Satan s'approche rapidement à son tour et penche sa fine tête à mon niveau.

-Que nous veux-tu petite humaine ?

-Vous avertir que nous partons dans l'après-midi.

La voix de Rebelle pénètre à son tour dans mon esprit et elle murmure :

-Pour Astra ?

-Oui.

-Avec le roi ?

-Non. J'ai bien réfléchi. Je reprendrai Astra par la force s'il le faut mais sans le livrer à nos ennemis.

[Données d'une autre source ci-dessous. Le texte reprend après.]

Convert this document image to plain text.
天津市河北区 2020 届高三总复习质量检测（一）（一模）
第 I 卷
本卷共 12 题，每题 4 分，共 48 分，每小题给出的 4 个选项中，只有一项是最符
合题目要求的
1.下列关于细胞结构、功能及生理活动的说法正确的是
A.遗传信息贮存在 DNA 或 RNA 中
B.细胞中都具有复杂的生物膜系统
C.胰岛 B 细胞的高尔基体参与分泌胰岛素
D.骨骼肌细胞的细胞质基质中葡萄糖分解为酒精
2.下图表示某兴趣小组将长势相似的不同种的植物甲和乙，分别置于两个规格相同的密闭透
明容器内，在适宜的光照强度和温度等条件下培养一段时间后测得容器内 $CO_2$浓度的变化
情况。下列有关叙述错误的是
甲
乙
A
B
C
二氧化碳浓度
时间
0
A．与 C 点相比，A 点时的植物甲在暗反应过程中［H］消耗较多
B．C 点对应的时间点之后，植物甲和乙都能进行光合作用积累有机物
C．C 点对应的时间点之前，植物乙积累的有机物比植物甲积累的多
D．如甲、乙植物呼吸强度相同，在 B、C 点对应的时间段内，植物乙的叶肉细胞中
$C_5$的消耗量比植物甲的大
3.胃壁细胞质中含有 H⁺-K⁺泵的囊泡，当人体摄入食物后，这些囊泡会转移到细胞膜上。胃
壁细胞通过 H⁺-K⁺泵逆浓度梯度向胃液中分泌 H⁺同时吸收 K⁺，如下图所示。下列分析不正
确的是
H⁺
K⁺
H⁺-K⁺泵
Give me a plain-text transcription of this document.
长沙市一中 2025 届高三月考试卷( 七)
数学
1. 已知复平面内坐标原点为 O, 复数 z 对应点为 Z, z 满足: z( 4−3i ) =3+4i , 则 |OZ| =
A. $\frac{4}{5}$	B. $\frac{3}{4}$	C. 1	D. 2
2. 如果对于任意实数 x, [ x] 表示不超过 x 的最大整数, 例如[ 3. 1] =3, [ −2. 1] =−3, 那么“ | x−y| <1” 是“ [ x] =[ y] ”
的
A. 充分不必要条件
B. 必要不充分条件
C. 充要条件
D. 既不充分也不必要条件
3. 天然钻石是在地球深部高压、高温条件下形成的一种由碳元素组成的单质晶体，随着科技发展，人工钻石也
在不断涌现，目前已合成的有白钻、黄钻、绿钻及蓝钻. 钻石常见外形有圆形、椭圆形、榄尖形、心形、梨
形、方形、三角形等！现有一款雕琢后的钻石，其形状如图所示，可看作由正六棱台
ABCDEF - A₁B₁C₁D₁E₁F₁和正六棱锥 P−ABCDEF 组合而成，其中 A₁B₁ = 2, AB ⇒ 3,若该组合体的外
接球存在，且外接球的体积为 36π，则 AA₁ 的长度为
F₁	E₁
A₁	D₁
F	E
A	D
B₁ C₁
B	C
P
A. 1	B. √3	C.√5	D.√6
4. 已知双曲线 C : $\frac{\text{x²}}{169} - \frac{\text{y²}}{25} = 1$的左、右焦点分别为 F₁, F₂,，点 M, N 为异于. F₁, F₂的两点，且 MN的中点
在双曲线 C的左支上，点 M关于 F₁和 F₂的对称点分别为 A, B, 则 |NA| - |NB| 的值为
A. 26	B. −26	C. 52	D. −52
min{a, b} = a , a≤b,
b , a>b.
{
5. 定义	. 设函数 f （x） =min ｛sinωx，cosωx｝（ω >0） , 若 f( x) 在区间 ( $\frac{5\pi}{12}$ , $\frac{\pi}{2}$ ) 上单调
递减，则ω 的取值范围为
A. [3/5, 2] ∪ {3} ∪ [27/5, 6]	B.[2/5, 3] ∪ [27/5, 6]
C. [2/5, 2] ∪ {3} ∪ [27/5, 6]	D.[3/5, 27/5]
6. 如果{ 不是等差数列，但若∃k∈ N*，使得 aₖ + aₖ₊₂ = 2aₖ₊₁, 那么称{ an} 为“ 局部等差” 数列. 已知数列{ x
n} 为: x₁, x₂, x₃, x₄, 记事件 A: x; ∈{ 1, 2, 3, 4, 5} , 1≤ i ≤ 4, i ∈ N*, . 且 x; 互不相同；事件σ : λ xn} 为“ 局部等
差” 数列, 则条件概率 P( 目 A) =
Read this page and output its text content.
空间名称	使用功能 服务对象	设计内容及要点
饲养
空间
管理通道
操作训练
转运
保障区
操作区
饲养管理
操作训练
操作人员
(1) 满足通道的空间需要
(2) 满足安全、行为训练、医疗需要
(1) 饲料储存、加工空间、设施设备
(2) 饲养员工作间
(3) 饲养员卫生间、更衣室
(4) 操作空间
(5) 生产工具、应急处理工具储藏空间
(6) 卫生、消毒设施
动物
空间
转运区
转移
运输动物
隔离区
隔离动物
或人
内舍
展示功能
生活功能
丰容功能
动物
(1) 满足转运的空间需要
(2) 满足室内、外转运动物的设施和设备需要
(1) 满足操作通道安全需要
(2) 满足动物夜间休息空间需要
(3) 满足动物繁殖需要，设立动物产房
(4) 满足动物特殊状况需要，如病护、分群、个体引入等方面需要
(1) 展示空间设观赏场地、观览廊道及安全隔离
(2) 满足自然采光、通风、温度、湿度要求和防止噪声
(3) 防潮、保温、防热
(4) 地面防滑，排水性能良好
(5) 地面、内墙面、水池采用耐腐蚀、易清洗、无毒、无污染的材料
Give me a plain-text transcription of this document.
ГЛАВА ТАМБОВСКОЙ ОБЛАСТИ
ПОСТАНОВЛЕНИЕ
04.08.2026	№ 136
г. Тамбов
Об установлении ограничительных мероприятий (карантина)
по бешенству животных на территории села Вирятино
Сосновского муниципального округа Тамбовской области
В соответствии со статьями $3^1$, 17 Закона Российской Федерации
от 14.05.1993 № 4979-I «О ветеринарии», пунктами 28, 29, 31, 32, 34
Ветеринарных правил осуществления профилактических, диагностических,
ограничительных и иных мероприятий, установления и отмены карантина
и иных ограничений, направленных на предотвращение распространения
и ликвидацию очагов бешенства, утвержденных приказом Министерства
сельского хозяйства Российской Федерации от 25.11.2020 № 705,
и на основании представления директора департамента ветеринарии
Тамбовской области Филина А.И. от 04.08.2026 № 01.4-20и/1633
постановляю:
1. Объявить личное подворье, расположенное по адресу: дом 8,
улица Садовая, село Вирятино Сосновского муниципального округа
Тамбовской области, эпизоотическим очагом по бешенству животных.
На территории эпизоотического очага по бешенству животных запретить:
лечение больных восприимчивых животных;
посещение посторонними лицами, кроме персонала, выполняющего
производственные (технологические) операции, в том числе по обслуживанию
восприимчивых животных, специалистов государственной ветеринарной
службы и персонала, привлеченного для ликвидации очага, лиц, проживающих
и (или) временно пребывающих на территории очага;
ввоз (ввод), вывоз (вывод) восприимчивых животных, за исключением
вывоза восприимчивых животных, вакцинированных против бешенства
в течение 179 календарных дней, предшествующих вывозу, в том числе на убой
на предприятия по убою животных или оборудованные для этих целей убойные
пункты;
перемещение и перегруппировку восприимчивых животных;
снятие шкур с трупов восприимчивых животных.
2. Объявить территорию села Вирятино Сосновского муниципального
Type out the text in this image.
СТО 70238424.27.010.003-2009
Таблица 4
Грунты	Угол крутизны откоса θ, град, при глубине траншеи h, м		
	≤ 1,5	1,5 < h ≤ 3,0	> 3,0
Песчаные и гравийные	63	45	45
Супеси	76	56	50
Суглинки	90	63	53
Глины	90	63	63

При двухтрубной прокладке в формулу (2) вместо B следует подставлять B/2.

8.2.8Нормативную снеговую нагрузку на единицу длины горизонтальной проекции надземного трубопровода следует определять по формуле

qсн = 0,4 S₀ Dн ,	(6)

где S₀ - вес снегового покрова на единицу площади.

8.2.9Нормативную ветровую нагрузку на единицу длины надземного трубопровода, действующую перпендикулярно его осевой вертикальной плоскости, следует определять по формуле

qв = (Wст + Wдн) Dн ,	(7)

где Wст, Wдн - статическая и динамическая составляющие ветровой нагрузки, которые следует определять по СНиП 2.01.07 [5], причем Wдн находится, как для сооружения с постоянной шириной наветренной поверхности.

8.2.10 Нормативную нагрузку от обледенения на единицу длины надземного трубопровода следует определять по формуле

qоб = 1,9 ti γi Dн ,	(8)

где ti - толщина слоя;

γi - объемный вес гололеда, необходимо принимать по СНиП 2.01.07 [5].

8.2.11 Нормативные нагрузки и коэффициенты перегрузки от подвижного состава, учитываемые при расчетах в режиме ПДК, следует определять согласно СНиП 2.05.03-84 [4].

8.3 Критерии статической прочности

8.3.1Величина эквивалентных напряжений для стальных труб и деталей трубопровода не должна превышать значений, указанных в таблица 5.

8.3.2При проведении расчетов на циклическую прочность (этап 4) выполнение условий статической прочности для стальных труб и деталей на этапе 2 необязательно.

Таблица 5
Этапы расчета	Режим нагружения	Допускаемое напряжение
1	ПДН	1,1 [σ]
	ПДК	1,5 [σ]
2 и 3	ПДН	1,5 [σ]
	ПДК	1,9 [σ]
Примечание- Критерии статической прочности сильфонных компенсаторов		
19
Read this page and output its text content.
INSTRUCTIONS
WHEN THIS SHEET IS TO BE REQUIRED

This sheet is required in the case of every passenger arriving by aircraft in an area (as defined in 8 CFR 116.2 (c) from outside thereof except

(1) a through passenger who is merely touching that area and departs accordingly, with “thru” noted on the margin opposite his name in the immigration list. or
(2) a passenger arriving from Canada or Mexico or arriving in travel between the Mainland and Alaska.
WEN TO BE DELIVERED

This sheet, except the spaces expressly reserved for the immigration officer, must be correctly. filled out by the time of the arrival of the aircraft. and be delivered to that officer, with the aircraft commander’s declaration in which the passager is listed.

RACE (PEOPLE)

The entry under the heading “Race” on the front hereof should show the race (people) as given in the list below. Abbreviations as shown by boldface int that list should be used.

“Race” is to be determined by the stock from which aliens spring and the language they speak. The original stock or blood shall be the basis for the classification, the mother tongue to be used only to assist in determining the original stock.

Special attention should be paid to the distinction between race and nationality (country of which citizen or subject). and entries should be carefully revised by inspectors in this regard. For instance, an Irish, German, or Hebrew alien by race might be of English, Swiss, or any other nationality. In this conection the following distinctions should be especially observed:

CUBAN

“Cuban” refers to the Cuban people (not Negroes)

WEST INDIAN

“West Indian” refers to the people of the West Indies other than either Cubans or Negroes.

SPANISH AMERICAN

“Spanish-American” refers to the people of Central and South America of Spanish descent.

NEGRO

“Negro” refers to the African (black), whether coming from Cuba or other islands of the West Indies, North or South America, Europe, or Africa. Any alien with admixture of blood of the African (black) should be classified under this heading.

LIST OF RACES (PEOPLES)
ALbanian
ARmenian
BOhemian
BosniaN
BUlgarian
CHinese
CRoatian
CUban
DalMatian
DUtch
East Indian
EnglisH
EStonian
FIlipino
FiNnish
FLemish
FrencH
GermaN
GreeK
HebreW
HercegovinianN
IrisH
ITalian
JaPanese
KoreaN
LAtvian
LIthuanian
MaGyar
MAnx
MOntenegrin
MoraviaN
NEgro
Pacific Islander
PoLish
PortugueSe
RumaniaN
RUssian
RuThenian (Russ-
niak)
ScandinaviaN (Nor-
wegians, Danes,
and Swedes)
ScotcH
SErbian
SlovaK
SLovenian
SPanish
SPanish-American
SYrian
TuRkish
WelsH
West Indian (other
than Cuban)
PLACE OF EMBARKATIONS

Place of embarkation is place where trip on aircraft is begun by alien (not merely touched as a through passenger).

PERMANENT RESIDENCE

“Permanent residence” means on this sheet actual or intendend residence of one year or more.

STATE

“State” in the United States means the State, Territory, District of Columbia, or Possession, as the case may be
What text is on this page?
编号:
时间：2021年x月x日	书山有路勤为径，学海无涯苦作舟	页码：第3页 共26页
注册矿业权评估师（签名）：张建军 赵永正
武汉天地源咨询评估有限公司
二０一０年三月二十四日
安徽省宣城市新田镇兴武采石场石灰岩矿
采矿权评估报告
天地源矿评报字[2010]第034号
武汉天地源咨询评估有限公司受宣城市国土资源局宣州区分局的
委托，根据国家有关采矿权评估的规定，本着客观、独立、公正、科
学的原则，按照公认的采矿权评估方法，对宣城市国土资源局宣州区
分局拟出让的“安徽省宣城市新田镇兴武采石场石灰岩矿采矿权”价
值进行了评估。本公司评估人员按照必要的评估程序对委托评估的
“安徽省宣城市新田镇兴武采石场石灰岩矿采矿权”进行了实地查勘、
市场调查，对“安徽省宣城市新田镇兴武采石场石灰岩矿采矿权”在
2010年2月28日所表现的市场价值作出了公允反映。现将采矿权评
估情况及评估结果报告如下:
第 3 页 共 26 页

Il me semble que Rebelle étouffe un bâillement. Satan met fin à la discussion en lâchant d'un ton narquois :

-Sage décision petite humaine.

Je ne réfléchis pas et avance la main vers lui sans répondre. Je caresse du bout des doigts sa tête triangulaire et il ne la retire pas, ce qui m'étonne et me fait plaisir. Je murmure à haute voix :

-Je vais peut-être enfin retrouver Ysaïne...

-Je ne le pense pas.

Je me retourne d'un bond et Satan comme Rebelle redressent d'un coup la tête. Je m'avance vers le jeune homme et salue de la main.

-Idwin. Enchantée de te revoir.

C'est faux. Je suis loin d'apprécier le fils du roi et donc l'héritier de l'Eveland... et je le déteste maintenant après la phrase qu'il vient de lâcher. Mais je me décide à ajouter :

-Pourquoi ne reverrai-je pas ma fille ?

-Parce que si elle est encore en vie, mon père se chargera de l'éliminer. Il veut Astra et moi aussi.

Le jeune homme doit avoir vingt ans. Ses cheveux sont clairs et son visage renvoie une impression de dureté assez en accord avec son sale caractère. Je me contente de hausser les épaules froidement.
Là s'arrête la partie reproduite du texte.